Le « Starship » pourrait afficher près de 200 tonnes, plus de 100t de charge utile.
Il est vrai que les objectifs ne sont plus les mêmes. Plus de « tourisme » justifié par quelques expériences déposées sur le sol lunaire et la démonstration de force face à l'URSS. La NASA veut pouvoir faire vivre ses astronautes sur le sol lunaire, aimerait disposer d'une base, construire des infrastructures, exploiter les ressources locales, tout ce qui était impensable pour des raisons économiques bien plus que techniques dans les années 1960 et jusqu'ici.
Les deux compétiteurs perdants (une équipe dirigée par Dynetics, l'autre par « Blue Origin ») ne proposaient en réalité qu'une extension modérée des missions du passé tout en étant bien plus chères mais bien plus simples aussi.
Le choix documenté de SpaceX s'explique par la confiance qu'à la NASA que SpaceX peut délivrer le matériel promis (leur passé parle pour eux), les capacités du « Starship » totalement inédites sur le sol lunaire, avec des masses et des volumes délivrés au sol sans aucune comparaison avec le passé ou la compétition actuelle et surtout les moyens budgétaires actuels de la NASA qui dépend entièrement du Congrès pour son financement.

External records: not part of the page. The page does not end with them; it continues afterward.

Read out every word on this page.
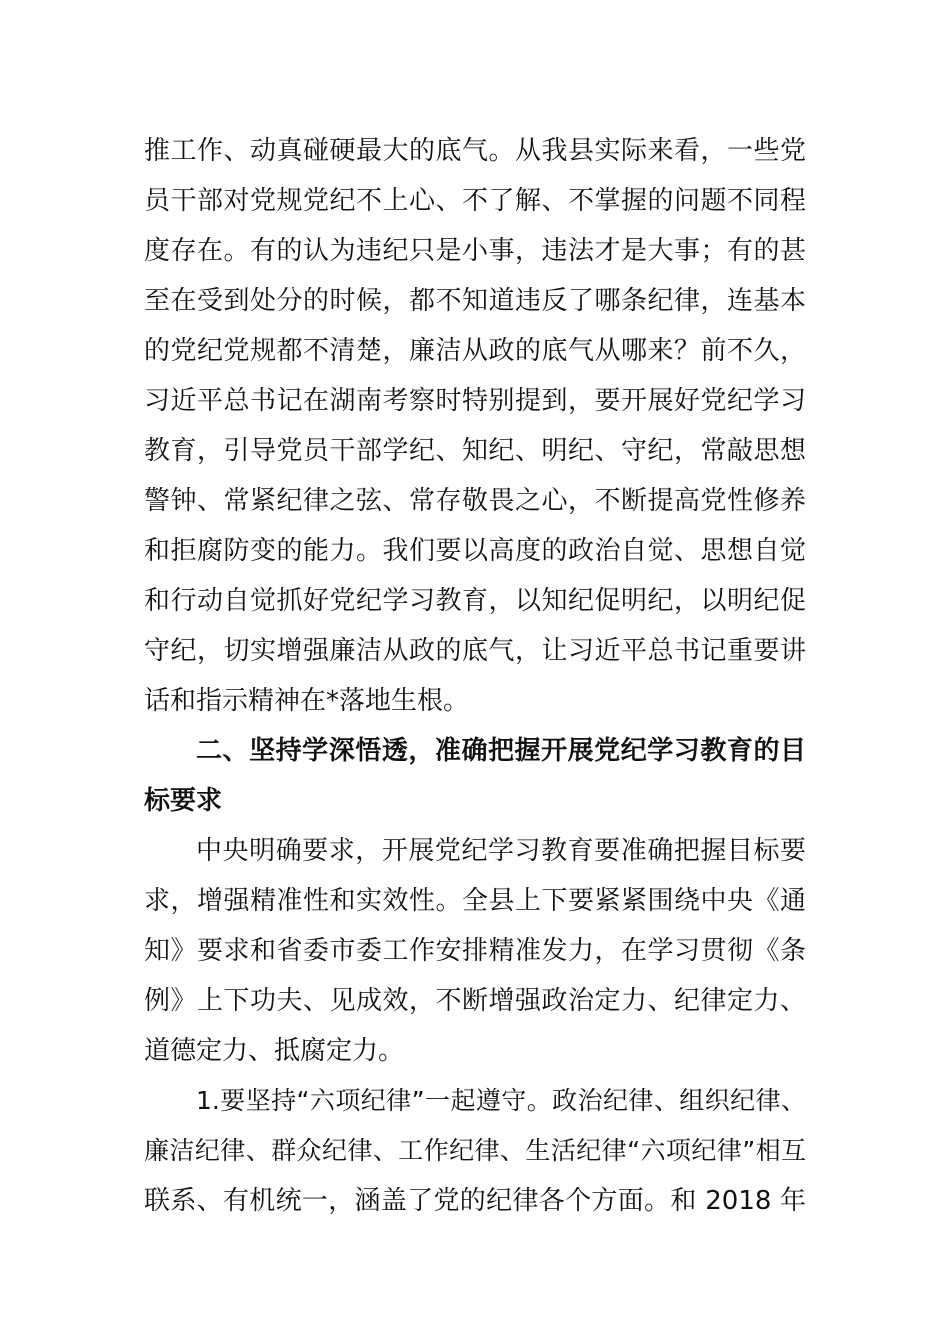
推工作、动真碰硬最大的底气。从我县实际来看，一些党
员干部对党规党纪不上心、不了解、不掌握的问题不同程
度存在。有的认为违纪只是小事，违法才是大事；有的甚
至在受到处分的时候，都不知道违反了哪条纪律，连基本
的党纪党规都不清楚，廉洁从政的底气从哪来？前不久，
习近平总书记在湖南考察时特别提到，要开展好党纪学习
教育，引导党员干部学纪、知纪、明纪、守纪，常敲思想
警钟、常紧纪律之弦、常存敬畏之心，不断提高党性修养
和拒腐防变的能力。我们要以高度的政治自觉、思想自觉
和行动自觉抓好党纪学习教育，以知纪促明纪，以明纪促
守纪，切实增强廉洁从政的底气，让习近平总书记重要讲
话和指示精神在*落地生根。
二、坚持学深悟透，准确把握开展党纪学习教育的目
标要求
中央明确要求，开展党纪学习教育要准确把握目标要
求，增强精准性和实效性。全县上下要紧紧围绕中央《通
知》要求和省委市委工作安排精准发力，在学习贯彻《条
例》上下功夫、见成效，不断增强政治定力、纪律定力、
道德定力、抵腐定力。
1.要坚持“六项纪律”一起遵守。政治纪律、组织纪律、
廉洁纪律、群众纪律、工作纪律、生活纪律“六项纪律”相互
联系、有机统一，涵盖了党的纪律各个方面。和 2018 年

Pour résumer, le choix du « Starship » était le plus complexe techniquement, celui offrant les capacités les plus riches, le moins cher des trois projets (de loin) et celui offrant les meilleures perspectives de coût à moyen et long terme.
Comme pour les navettes avec l'ISS, la NASA favorise les moyens de transport et les véhicules habités les plus susceptibles de vols fréquents et d'utilisation civiles.

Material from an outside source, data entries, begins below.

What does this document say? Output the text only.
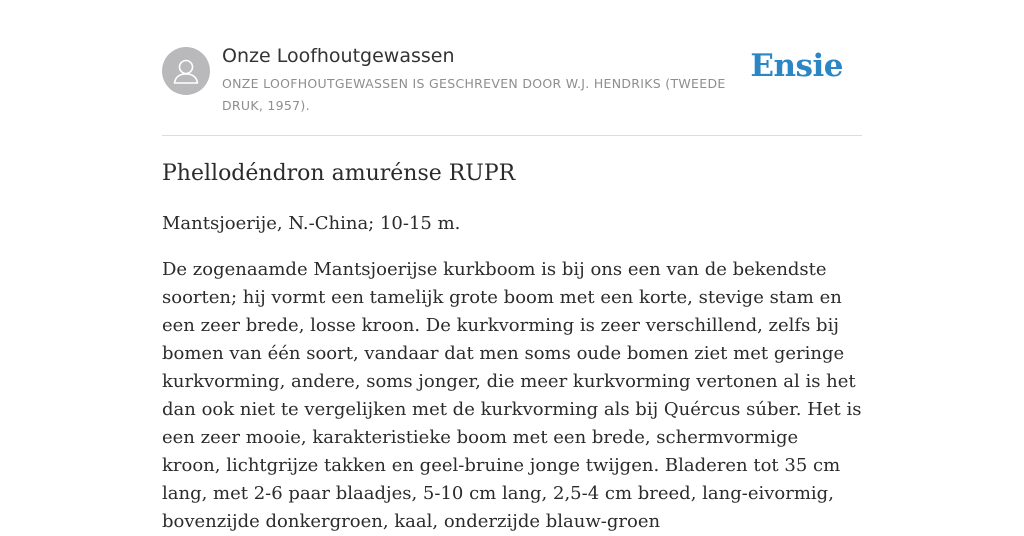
Onze Loofhoutgewassen
ONZE LOOFHOUTGEWASSEN IS GESCHREVEN DOOR W.J. HENDRIKS (TWEEDE DRUK, 1957).
Ensie
Phellodéndron amurénse RUPR

Mantsjoerije, N.-China; 10-15 m.

De zogenaamde Mantsjoerijse kurkboom is bij ons een van de bekendste soorten; hij vormt een tamelijk grote boom met een korte, stevige stam en een zeer brede, losse kroon. De kurkvorming is zeer verschillend, zelfs bij bomen van één soort, vandaar dat men soms oude bomen ziet met geringe kurkvorming, andere, soms jonger, die meer kurkvorming vertonen al is het dan ook niet te vergelijken met de kurkvorming als bij Quércus súber. Het is een zeer mooie, karakteristieke boom met een brede, schermvormige kroon, lichtgrijze takken en geel-bruine jonge twijgen. Bladeren tot 35 cm lang, met 2-6 paar blaadjes, 5-10 cm lang, 2,5-4 cm breed, lang-eivormig, bovenzijde donkergroen, kaal, onderzijde blauw-groen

Avec un vol ou deux vols par an de prévu pour le « SLS » à 2 milliards de dollars le vol (cas de le dire...) la NASA sait ne pas pouvoir développer dans les limites de son budget une base voire une économie lunaire. Le « Starship » qui est prévu en base pour une utilisation fréquente pourrait coûter des dizaines de fois moins cher à lancer, ce qui laisserait à la NASA des moyens de financer des charges utiles, qu'elle n'a pas aujourd'hui.
Pour les ordres de grandeur elle a déjà dépensé plus de 50 milliards de dollars pour disposer de son lanceur et de sa capsule. SpaceX a proposé un système « clef en main pour moins de 3 milliards, incluant un atterrissage sans pilote et un vol avec astronautes qui serait donc le premier atterrissage depuis le début des années 1970.

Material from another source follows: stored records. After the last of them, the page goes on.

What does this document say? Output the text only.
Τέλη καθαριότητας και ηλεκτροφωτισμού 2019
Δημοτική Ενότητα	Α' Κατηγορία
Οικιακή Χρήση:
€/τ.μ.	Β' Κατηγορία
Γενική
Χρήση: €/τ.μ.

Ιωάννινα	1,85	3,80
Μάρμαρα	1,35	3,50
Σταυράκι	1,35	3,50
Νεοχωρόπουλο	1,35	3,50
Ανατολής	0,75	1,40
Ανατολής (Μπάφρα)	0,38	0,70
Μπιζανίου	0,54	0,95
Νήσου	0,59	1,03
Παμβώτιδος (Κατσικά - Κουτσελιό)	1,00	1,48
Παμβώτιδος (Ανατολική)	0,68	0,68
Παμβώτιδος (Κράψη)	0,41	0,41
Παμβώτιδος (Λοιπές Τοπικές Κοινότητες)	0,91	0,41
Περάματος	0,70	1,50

Une telle offre a été possible, car le « Starship » lunaire n'est qu'un dérivé de la version de base développée sur fonds propres pour les voyages martiens, le lancement de satellites et éventuellement le lancement sur Terre de point à point.
Il est prévu d'en fabriquer en série, des centaines au bas mot, rien à voir donc avec le « Saturn-V » ou sa version relookée « SLS ».
Dans quelques mois, une tour de lancement de 146m de haut se dressera à proximité de Boca Chica. Elle servira au lancement des premiers prototypes de la fusée « martienne » de Elon Musk qui fera donc un détour par la Lune, sans doute vers 2026 ou plus tard. Quand la vingtaine de « Raptors » s'allumera pour la première fois en produisant deux fois la poussé au décollage du Saturn-V, la fusée bi-étage entièrement réutilisable de 120 m de haut qui montera vers les nuages lancera la course à la Lune, une fois encore mais en ouvrant en grand, cette fois ci les portes du système solaire.
Les étapes techniques à franchir sont redoutables, même si la NASA met ses infrastructures et son personnel au service de SpaceX pour les résoudre si besoin est. Starship « SN8 » a prouvé il y a quelques mois que la « manœuvre Adama », basculement à l'horizontale en vitesse de chute libre, et le « basculement sur le ventre » (passage à la verticale en approche du site d'atterrissage) sont réalistes.
Il reste à solutionner la stabilité du régime moteur pendant cette phase très dynamique. Il faudra ensuite valider le concept de bouclier thermique inédit (fixé mécaniquement sur la paroi en acier inox du vaisseau) et enfin le ravitaillement en vol à l'échelle de centaines de tonnes de carburant.
Dans quelques années, un vaisseau de 40m de haut, se posera sur le sol lunaire. Il devra tout à l'idée fixe d'un homme, Elon Musk, de coloniser la planète Mars et au courage de la NASA d'avoir choisi de mettre ses bailleurs de fonds devant leurs contradictions.